Au lendemain du drame, toutes ces femmes ont été évacuées et installées dans une maison de jeunes du centre d’Hassi Messaoud, sous haute surveillance, par « souci de protection » disent les autorités. D’autres femmes esseulées les y ont rejointes. Elles sont à présent quatre-vingts, accompagnées de vingt-cinq enfants, à attendre dans ce lieu, surnommé par la presse algérienne « camp de la honte »et que visitent, jour après jour, journalistes et organisations non-gouvernementales (ONG).

Profondément choquées, souvent prostrées, ces femmes s’indignent qu’on les qualifie de prostituées et le disent à chaque personne rencontrée.

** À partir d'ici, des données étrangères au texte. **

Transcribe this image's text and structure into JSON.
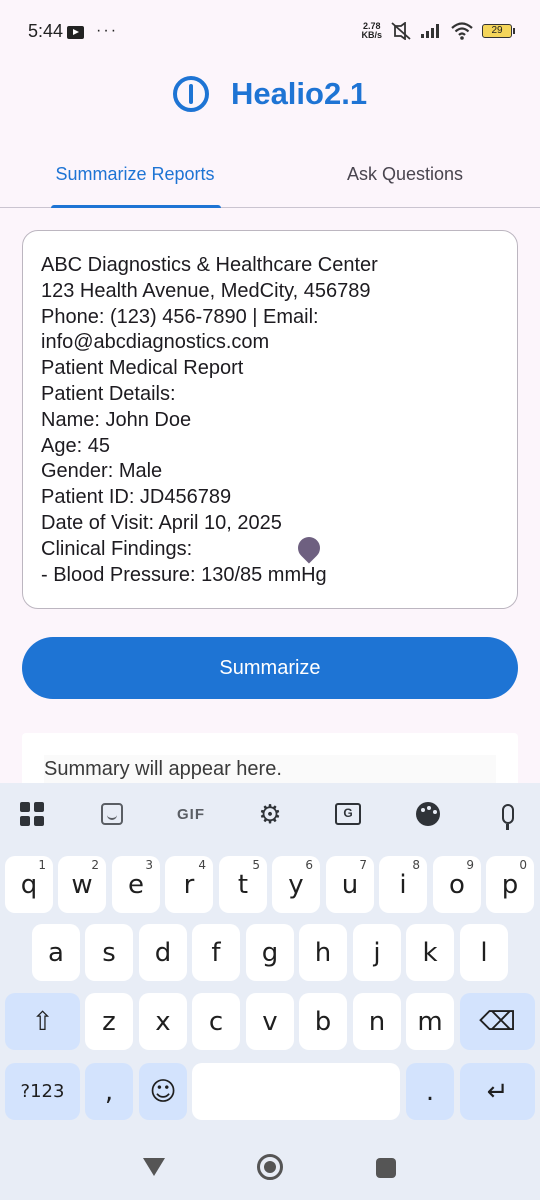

Trente-neuf hommes ont été arrêtés et placés sous mandat de dépôt. Selon un communiqué du parquet général d’Ouargla (Est), ils sont poursuivis pour « vol qualifié, viol, coups et blessures volontaires avec arme blanche, attroupement non armé troublant l’ordre public, violation de domicile, attentat à la pudeur avec violence et destruction des biens d’autrui ». Plusieurs sont en fuite. Quant aux femmes, trois d’entre elles sont encore hospitalisées.

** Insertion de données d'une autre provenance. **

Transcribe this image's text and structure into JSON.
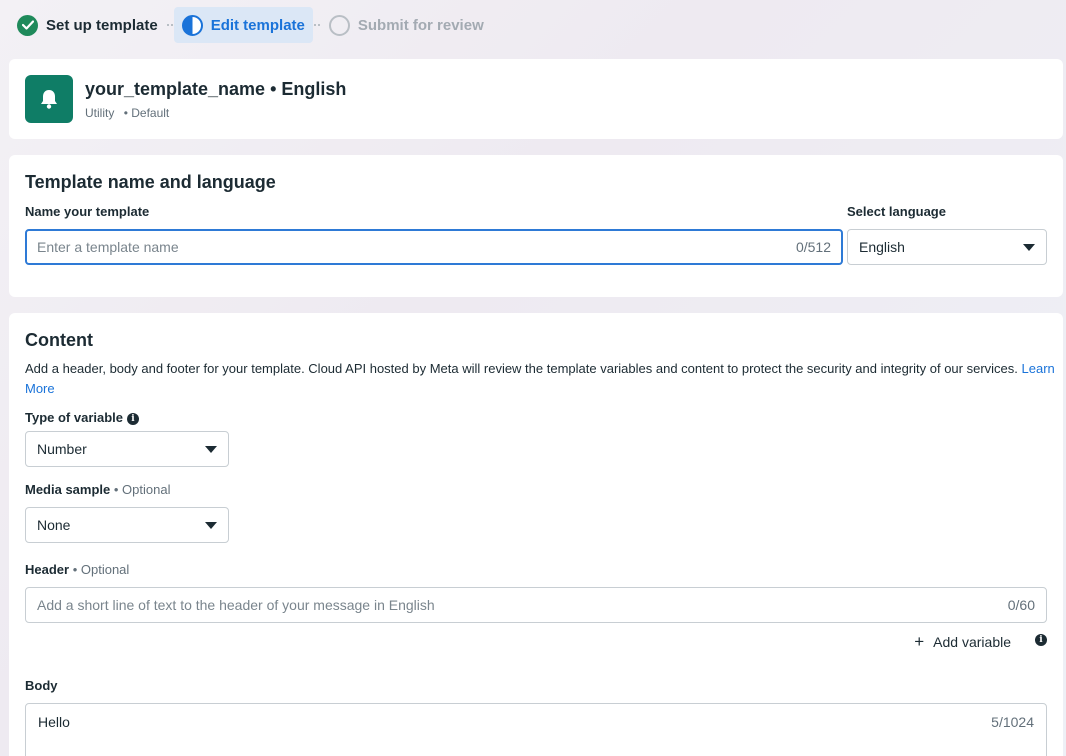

Ces affaires provoquent un choc en Algérie, secouée ces derniers jours par une nouvelle vague de massacres attribués aux islamistes armés. Ces derniers sont-ils à l’origine des raids punitifs contre les femmes d’Hassi Messaoud et de Tebessa ? Certains journaux francophones algériens ont laissé entendre que oui, et donné pour preuve le fait que, dans ses prêches, un imam d’Hassi Messaoud a récemmment stigmatisé la dissolution des mœurs de la société algérienne. Il sera cependant difficile aux autorités judiciaires d’établir une relation de cause à effet. Parce que la prostitution ne cesse de croître en Algérie, en parallèle à la misère, ce phénomène est souvent évoqué dans les prêches des mosquées. Personne n’y voit cependant une incitation au lynchage.

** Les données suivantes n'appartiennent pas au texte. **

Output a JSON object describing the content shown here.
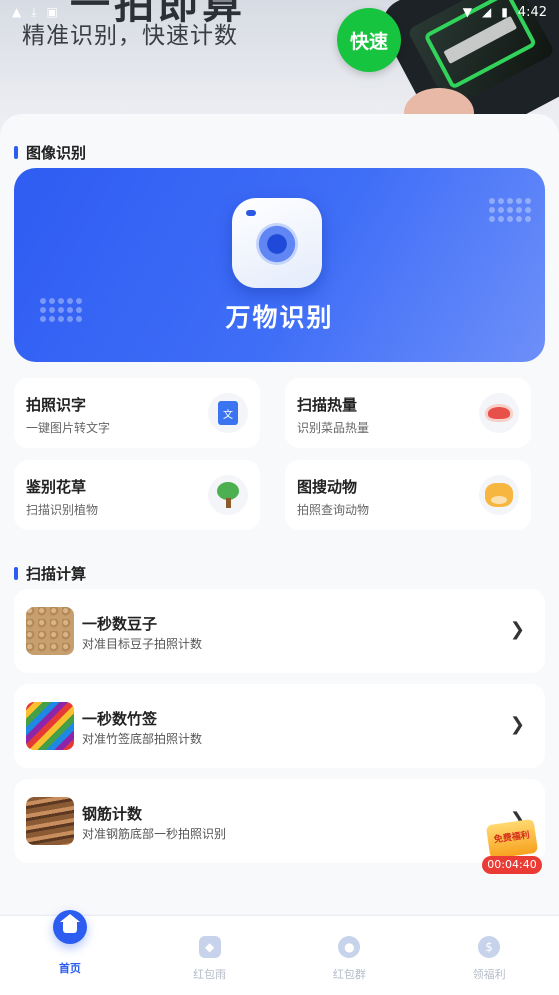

Le problème de la violence contre les femmes est en tout cas très sérieux en Algérie et tristement banal. Selon plusieurs témoignages, les auteurs des deux raids punitifs étaient des gens « ordinaires », souvent même les voisins des victimes. Sur ces femmes seules, ils ont pu exercer à leur tour la « hogra » (l’injustice) dont ils sont eux aussi les victimes.